When I was at school we learned a lot about the causes of the First World War. I didn’t think there was anything much to learn about it. I was wrong. This book went in to so much great depth and covered the topic in such an interesting way I found it fascinating. Definitely a recommended read.
The original post for this was a lot longer and significantly more interesting than this one. But wordpress had a brainfart and lost it. So here’s the abridged version. Good book. Interesting stories. Well written. Not convinced by the argument. Not convinced I learned anything I didn’t already know.
I had no idea so much happened in 1922. Kevin Jackson argues that this was the year that modernism was born. We follow the year, diary format, going through every major event that took place – political, economic, literary, artistic, and more. It was absolutely fascinating. So many incredible talents, So many important events. I learned a lot and it inspired me to go away and learn more about the people and things he spoke about.
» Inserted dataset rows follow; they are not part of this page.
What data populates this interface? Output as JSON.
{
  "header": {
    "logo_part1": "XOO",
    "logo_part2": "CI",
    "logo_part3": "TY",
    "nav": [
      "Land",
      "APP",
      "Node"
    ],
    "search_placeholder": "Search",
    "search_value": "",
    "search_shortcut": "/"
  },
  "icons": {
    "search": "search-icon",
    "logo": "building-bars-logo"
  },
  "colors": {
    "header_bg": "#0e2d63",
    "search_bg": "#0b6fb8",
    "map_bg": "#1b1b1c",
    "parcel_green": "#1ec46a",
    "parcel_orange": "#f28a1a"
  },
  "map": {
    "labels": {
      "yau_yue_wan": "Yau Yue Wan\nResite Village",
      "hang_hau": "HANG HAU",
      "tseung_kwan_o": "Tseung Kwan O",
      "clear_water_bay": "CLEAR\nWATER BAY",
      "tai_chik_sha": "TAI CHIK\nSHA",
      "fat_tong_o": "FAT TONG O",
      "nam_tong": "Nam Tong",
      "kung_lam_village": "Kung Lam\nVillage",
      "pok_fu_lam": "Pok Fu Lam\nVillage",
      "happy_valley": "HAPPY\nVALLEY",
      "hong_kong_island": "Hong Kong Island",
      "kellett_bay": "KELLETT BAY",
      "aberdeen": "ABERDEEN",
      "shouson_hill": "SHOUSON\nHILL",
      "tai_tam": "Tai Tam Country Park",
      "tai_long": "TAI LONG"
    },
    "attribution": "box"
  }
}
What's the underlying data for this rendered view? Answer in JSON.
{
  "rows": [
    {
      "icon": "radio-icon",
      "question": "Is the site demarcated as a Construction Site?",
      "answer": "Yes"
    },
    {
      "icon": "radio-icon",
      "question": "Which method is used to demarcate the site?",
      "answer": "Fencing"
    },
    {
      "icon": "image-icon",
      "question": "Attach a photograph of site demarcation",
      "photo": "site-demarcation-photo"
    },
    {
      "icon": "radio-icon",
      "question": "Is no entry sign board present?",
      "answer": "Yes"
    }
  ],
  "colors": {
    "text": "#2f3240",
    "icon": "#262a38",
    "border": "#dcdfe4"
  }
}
Perhaps some of them will appear in this blog?
So far I’ve read almost 40 books, I’ve liked each and every one of them in one way or another. Some more than others. Some entirely. Some only slightly. I guess I’ve been lucky that it took until now to meet a book I wasn’t that fond of. It’s not that The Watchers is bad. It’s not – although the writing style isn’t for me. It’s mostly that I felt there was something more interesting, more exciting, and more involved lurking behind the stories in this book. I always wanted to know more and instead was left frustrated.
When we think of pirates it tends to be sailing the Caribbean with wooden legs, parrots and pieces of eight. But there was a whole other pirate menace for hundreds of years that operated out of the north African coast harassing ships throughout the Mediterranean. Covering the whole span of their activities this book does a nice job of covering both the characters involved and also the quasi-official politics of their situation. These were not mere renegades but in many cases the primary economic activity for many of these cities. Their rise and fall is charted in great detail. An enlightening read.
Something totally different for this book. Architecture. I’ve always been interested in buildings and spaces. I would have liked to have been an architect but sadly I never had the creative or artistic skills necessary. This book is a series of essays really about various points around architecture. Some are more successful than others. Some carry the authors own prejudices more heavily than others. But that variation still makes them interesting and thought provoking. It will make you look at buildings, and the spaces in and around them, in a whole other light.
A dynasty who did more than probably any other to shape England and what it means to be English. Taking over from the Normans and running the show for over two centuries they were around for historic events like Crecy and Magna Carta, left behind legacies such as common law, and provided us with some of our most famous and successful kings. All of them are covered here and the constant ebb and flow of fortune that made up medieval England. So much history covered in an engaging and entertaining style without being too simplistic or sensationalist. It may have been 600 pages long but it certainly didn’t feel like it.
Year of Revolution proclaims the cover and it certainly was – breaking out all over Europe. This book does a great job of explaining how they were all linked and how they were all different at the same time. The creation, confusion, counter-revolution and aftermath are all covered in great detail. Having been to many of the cities mentioned in the book it was especially nice to try and imagine what it must have been like to have been there at the time (although perhaps watching from a safe distance!)
An interesting look at a largely forgotten episode in English history when King John fought a civil war with his barons. They were aided by the dastardly French who invaded in support (as the title mentions). Perhaps a little too much hyperbole at times for its own good – seen in the wider context of medieval history it was hardly a unique event warranting such bold claims. Having said that though it gave a thorough review of the details and the personalities of those involved.
A very detailed and interesting look at the way our brain functions and how we make decisions. Quite heavy going in places – lots of examples and probability questions to go through. Unsurprisingly for a Nobel Prize winner this is detailed and thought out stuff not something jotted down on the back of an envelope. Kahneman references Nudge quite a bit for how to use some of these ideas on a practical level but it was nice to read this one too in order to see where many of these ideas first came from.